In 2012, the Naletale Monument was placed on the UNESCO World’s Monument Watch list as a site in danger of deteriorating and losing its original integrity.

In response to the listing, the U.S. Embassy’s Public Affairs Section approached the National Museums and Monuments of Zimbabwe with an offer to help reverse the deterioration and collapse of the site’s unique stone walls.  This renovation project was funded by the State Department’s Ambassador’s Fund for Cultural Preservation.

This is a global fund created by the U.S. Congress that has supported more than 650 projects in more than 120 countries, representing a contribution of over $26 million dollars towards the preservation of cultural heritage worldwide.  In 2008, Zimbabwe benefited from this Fund, receiving $36,000 to improve security at the Great Zimbabwe Monument Museum to protect the artefacts on exhibit there.  In 2013, we committed $64,000 to restore the Naletale Monument.

Of course, Great Zimbabwe Monument and the Khami Monument are already on the UNESCO World Heritage List.  Your work to preserve and protect Naletale, underscores the tremendous value to humanity of the Shona cultures, the Torwa and Munhumutapa Kingdoms, and the Rozvi Empire.  By bringing American tax dollars – the contributions of individual American citizens and businesses – to assist in restoring Zimbabwe’s monuments, my government and my embassy are saying that we recognize and respect Zimbabwe’s pre-colonial history.

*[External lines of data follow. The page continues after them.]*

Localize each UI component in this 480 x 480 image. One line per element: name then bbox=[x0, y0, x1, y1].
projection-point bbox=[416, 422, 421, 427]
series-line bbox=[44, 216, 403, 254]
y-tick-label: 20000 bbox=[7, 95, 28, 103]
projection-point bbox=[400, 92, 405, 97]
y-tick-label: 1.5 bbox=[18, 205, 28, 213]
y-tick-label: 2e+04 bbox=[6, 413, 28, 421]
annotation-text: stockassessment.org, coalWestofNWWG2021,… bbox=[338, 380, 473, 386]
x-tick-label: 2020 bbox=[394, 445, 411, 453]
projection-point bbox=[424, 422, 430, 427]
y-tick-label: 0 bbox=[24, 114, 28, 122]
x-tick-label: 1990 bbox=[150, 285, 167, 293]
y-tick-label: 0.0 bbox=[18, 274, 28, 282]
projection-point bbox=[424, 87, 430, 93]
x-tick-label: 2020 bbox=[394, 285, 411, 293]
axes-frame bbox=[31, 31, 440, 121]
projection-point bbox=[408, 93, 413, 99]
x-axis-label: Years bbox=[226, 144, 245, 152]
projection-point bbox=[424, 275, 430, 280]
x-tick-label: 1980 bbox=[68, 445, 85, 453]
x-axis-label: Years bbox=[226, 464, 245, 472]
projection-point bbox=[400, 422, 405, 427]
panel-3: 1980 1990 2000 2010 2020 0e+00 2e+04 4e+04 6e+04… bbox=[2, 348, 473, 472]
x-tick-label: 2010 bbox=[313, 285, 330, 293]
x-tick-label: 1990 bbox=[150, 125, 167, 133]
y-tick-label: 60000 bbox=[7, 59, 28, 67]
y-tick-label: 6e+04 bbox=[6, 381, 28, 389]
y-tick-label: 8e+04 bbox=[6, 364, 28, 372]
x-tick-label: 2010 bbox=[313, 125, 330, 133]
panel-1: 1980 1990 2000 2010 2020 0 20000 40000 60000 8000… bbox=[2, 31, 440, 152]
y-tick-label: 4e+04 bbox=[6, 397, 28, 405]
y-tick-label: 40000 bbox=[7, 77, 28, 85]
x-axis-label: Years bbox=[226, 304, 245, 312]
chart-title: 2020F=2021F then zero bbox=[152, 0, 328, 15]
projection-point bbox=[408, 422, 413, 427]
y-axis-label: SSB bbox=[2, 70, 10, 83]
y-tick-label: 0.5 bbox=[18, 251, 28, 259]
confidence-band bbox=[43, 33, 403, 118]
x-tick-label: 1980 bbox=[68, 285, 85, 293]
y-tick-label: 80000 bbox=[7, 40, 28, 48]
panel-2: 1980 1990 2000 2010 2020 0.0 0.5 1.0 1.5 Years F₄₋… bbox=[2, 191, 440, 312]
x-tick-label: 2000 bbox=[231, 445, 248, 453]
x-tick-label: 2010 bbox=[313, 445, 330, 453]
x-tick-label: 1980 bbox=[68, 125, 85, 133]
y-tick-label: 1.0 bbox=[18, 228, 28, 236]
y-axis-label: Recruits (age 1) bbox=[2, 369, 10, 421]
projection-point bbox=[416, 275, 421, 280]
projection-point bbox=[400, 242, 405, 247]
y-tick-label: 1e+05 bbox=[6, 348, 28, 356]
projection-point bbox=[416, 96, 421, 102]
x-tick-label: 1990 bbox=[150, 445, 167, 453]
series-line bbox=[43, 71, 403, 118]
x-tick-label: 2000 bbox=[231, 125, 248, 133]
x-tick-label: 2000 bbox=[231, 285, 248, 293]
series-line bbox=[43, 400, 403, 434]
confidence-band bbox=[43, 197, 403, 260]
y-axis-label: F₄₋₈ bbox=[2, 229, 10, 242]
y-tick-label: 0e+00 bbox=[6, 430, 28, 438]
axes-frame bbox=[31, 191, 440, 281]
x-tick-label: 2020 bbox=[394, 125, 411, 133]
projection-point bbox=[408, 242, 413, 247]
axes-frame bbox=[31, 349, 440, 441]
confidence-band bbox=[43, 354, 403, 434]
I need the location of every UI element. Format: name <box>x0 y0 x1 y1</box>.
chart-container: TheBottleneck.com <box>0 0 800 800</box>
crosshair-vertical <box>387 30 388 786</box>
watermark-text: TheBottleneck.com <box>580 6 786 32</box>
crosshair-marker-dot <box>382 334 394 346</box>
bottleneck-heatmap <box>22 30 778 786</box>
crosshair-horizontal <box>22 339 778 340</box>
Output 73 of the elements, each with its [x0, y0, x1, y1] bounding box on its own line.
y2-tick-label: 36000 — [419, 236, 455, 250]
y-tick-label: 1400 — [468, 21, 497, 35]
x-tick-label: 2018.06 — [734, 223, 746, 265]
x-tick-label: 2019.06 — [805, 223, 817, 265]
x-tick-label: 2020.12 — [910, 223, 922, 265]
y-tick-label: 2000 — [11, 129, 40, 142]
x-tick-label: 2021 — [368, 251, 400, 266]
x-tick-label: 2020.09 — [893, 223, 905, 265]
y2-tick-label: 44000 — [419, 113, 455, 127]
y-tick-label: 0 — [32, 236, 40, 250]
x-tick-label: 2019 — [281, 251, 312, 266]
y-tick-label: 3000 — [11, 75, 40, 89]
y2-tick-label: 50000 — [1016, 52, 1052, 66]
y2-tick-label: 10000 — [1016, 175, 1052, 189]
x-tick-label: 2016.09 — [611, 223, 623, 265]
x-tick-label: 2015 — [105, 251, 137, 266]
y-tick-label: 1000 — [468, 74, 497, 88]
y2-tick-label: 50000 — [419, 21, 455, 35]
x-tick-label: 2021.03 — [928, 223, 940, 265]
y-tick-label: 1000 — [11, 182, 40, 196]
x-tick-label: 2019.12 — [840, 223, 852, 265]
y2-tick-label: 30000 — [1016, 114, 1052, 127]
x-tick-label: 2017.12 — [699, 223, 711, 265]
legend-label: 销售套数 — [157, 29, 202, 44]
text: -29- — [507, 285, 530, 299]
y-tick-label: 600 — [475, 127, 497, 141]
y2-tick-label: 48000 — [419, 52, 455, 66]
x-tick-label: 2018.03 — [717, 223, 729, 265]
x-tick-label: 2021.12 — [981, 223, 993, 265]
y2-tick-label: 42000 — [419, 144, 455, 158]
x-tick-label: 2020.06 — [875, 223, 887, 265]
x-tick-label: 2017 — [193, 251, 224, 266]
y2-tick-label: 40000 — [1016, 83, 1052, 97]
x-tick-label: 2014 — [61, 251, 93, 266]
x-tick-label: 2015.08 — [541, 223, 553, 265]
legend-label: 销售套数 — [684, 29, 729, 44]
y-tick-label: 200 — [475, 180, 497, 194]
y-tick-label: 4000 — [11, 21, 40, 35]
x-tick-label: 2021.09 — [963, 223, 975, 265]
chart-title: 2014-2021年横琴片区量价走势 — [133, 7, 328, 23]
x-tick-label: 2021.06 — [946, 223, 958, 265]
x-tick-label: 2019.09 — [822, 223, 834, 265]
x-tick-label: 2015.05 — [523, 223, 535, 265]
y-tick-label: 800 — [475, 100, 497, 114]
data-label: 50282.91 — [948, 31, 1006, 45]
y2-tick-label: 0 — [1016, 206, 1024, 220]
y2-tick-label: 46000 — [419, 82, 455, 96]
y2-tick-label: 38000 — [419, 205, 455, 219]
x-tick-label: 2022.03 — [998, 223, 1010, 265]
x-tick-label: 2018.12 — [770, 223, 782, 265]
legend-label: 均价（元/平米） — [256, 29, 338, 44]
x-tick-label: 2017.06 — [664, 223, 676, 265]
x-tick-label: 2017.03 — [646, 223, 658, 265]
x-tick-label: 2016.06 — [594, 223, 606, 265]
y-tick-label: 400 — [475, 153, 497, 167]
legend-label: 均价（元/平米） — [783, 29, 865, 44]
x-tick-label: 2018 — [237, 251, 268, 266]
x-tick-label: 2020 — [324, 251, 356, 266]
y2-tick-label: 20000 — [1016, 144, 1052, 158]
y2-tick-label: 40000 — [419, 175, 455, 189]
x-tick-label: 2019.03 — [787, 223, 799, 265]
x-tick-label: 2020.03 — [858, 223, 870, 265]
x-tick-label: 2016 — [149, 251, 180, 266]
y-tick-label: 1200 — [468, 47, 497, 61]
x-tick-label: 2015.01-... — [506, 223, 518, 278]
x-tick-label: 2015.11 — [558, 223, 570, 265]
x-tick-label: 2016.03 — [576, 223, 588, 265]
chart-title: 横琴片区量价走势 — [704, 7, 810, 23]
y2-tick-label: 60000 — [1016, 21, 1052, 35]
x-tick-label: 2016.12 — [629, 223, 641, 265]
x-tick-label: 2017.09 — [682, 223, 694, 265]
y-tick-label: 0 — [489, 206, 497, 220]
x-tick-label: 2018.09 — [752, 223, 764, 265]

Naletale is especially appropriate for restoration and preservation because it served as an educational tool for university students pursuing archaeology, cultural heritage, and museum studies at Midlands State University.   The involvement of archaeology students in this project did more than rebuild walls at Naletale.

It helped train a cadre of professionals who will go on to recognize, understand, and highlight other historic sites in Zimbabwe and beyond.

Did you know that Americans made up the largest number of non-African tourists to Zimbabwe in 2014 and the New York Times ranked Zimbabwe among the top 52 places to visit in 2015?  Not to mention, it made my number one destination on a series of tweets I recently wrote highlighting Beautiful Zimbabwe.

This project will support growth in the tourism industry, a sector of the economy that can grow and create jobs very quickly.  Adding Naletale to the list of must-see historic sites in Zimbabwe will help develop both domestic and international tourism to the benefit of the Gweru region and all of Zimbabwe.

Finally, I hope the community of students and faculty who took part in this restoration project will go on to monitor the site and ensure that damage and further deterioration is attended to promptly.  And, I must point out that the strong connection between Midlands State University and the Naletale Monument is very clearly made in the university’s logo.

So, while the U.S. remains committed to our long-standing programs to support Zimbabwe’s health, economic growth, institutional strength, and humanitarian assistance, the project we are launching today is a foundation for all the rest.  Understanding, respecting, and working to protect Zimbabwe’s deep and proud history is the keystone on which all of our other partnerships must be built.

Thank you all for being part of this project.  I hope that Changamire Dombo would approve.